Par Calixte Baniafouna
Il y a près de huit mois, la France installait au prix de la sueur, des larmes et du sang des Ivoiriens un président de la Communauté internationale en Côte d’Ivoire. Et depuis, celui-ci a beaucoup de mal à convaincre les Ivoiriens, la France souteneuse et la Communauté internationale bénéficiaire de la Démocratie coloniale française (titre de mon livre à paraître très bientôt) de ses capacités à réconcilier et à unifier les Ivoiriens pour la relance du pays sur de bonnes bases. Coupable désigné à cette incapacité : l’ombre de Laurent Gbagbo en territoire ivoirien. Il faut donc s’en débarrasser.
Deux éventualités se sont alors offertes à la France : soit l’élimination physique (comme en Libye), soit l’éloignement du « coupable désigné » pour le faire oublier aussi bien de ceux qui seraient encore tentés de fonder en lui un espoir (et ils sont d’une majorité écrasante dans son pays) que de ses détracteurs qui ont visiblement du mal à réaliser qu’un homme supplicié à ce point ne parvienne toujours pas à s’abdiquer de ses inflexibles convictions.
L’élimination physique de Gbagbo replongerait le pays dans une barbarie encore plus dramatique que même les bombes coloniales de Nicolas Sarkozy ou celles du Coréen Ban-Ki-Moon auraient du mal à contenir : ce serait le génocide à la rwandaise. Le choix français est donc fait : éloigner Gbagbo de la Côte d’Ivoire pour la Cour pénale internationale (CPI) à La Haye.
Mais hic ! On va à la CPI pour y être jugé notamment de crimes de guerre ou de crimes contre l’humanité. Or, que dire d’Alassane Ouattara dans ce domaine ? Le jugement qu’a de lui la majorité d’Ivoiriens est tellement criard que, même bénéficiant d’immunité présidentielle et à croire que la France et la Communauté internationale les aient habitués à l’écrasement éhonté de la justice et du droit, l’ahurissement serait à la mesure de la perte de confiance (déjà bien réelle) en cette véracité absolue sur les valeurs « démocratiques » pour lesquelles s’opère le tri entre « Grands gentils » et « Grands méchants ».
La France doit donc sacrifier. Mais qui ? Surtout pas Alassane Ouattara, le fidèle des fidèles si tant rêvé et si chèrement conquis, sans lequel les bombes coloniales sur la résidence présidentielle ivoirienne seraient vidées de tous sens.

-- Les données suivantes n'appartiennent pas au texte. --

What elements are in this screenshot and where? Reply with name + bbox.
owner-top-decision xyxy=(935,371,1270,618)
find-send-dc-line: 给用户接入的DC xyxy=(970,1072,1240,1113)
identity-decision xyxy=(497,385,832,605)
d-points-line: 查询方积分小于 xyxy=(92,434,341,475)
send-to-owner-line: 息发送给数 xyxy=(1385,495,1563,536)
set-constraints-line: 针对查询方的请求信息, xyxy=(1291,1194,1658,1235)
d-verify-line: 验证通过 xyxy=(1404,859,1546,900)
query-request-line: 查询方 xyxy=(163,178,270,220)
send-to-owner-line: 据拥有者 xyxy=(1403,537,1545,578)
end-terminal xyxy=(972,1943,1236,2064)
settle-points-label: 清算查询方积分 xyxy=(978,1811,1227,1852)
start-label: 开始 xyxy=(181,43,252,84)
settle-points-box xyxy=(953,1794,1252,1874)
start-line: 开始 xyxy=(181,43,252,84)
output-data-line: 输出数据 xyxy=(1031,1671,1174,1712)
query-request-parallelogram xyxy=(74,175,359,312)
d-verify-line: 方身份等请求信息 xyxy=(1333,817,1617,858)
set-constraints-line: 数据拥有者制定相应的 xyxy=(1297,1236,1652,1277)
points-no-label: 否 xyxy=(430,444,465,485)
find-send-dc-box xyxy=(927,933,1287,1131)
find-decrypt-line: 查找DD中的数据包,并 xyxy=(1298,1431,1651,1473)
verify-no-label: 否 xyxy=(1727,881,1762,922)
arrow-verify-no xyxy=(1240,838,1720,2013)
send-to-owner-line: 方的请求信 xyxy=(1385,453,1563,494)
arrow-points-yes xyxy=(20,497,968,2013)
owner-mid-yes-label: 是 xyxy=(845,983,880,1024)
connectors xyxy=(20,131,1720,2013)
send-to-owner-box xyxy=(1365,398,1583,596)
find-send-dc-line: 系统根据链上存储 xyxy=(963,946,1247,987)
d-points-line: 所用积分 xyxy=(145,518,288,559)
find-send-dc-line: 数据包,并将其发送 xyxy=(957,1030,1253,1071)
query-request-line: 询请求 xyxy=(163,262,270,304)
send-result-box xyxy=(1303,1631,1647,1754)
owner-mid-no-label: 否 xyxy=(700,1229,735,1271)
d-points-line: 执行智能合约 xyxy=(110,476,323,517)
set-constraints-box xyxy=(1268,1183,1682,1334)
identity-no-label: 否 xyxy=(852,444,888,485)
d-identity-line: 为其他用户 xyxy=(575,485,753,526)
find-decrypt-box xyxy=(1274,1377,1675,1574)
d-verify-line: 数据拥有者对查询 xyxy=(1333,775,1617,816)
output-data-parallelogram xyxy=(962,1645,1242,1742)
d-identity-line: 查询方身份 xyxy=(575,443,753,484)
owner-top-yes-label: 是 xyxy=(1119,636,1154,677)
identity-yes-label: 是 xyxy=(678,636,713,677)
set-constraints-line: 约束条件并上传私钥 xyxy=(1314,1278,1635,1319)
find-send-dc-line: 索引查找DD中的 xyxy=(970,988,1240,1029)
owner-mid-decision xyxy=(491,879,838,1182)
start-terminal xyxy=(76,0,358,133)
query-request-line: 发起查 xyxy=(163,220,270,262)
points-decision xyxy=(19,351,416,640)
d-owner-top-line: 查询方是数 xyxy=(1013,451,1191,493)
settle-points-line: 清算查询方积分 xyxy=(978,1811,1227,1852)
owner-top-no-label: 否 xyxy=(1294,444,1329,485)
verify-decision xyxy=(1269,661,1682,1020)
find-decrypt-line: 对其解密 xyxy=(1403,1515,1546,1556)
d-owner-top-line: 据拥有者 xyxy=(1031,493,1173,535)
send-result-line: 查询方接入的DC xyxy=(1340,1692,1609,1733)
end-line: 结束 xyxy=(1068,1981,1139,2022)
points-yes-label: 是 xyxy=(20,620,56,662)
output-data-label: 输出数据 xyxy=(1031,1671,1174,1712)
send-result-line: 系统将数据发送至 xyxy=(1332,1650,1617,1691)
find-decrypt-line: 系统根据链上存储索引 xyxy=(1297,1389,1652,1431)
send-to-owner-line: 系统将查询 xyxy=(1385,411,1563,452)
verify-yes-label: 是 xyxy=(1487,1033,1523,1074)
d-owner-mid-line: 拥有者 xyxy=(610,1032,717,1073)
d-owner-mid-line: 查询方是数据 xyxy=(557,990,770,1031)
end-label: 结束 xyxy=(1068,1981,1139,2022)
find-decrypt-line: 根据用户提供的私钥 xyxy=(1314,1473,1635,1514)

L’un des ex-rebelles alors ! Mais qui ? Surtout pas Guillaume Soro le maître à penser sans lequel le pouvoir de Ouattara n’est plus que coquille vide, puisque installé et solidifié sur la base de la violence ! Bon, tant pis ! Gbagbo ira à la CPI sans jamais être jugé et, avec lui, Guillaume Soro, quitte, à l’armée française présente sur le terrain, à faire le job qui était celui qui rendait Guillaume important pour Ouattara. Décision prise donc : sacrifier Guillaume Soro !
Dans la semaine 46 (novembre 2011), Alassane Ouattara est appelé en urgence par son maître de l’Élysée pour y recevoir la consigne. Laquelle consigne ? « Voilà : le 11 décembre aura lieu en Côte d’Ivoire le scrutin législatif. De ce scrutin se dessineront les contours du futur gouvernement. Que Gbagbo soit « parqué » à la Haye sans jamais être jugé est une chose, mais Soro, pour en avoir trop fait aux yeux du monde entier pourrait un jour ou l’autre être réclamé, lui aussi, à la CPI. Il est par ailleurs intéressant de profiter de la présence encore en poste de nos dociles amis à l’ONU et à la CPI pour battre le fer quand il est chaud : si Ban-Ki-moon est encore là pour quatre ans, Luis Moreno Ocampo devra quant à lui passer la main en juin 2012. Il est donc temps de sacrifier Soro pour laisser au président de la Communauté internationale une marge de manœuvre devant lui permettre de régner à vie comme ses pairs de Brazzaville, Libreville, Yaoundé, Bangui, Ndjamena, Lomé ou Ouagadougou ».
Consigne bien comprise, Alassane Ouattara a rencontré à Paris Luis Moreno Ocampo cette même fin de semaine du 14 novembre, où la décision a été arrêtée : Gbagbo sera transféré à la CPI, et c’est imminent. Quant à transférer Soro… humm ! Ça sent la poudre.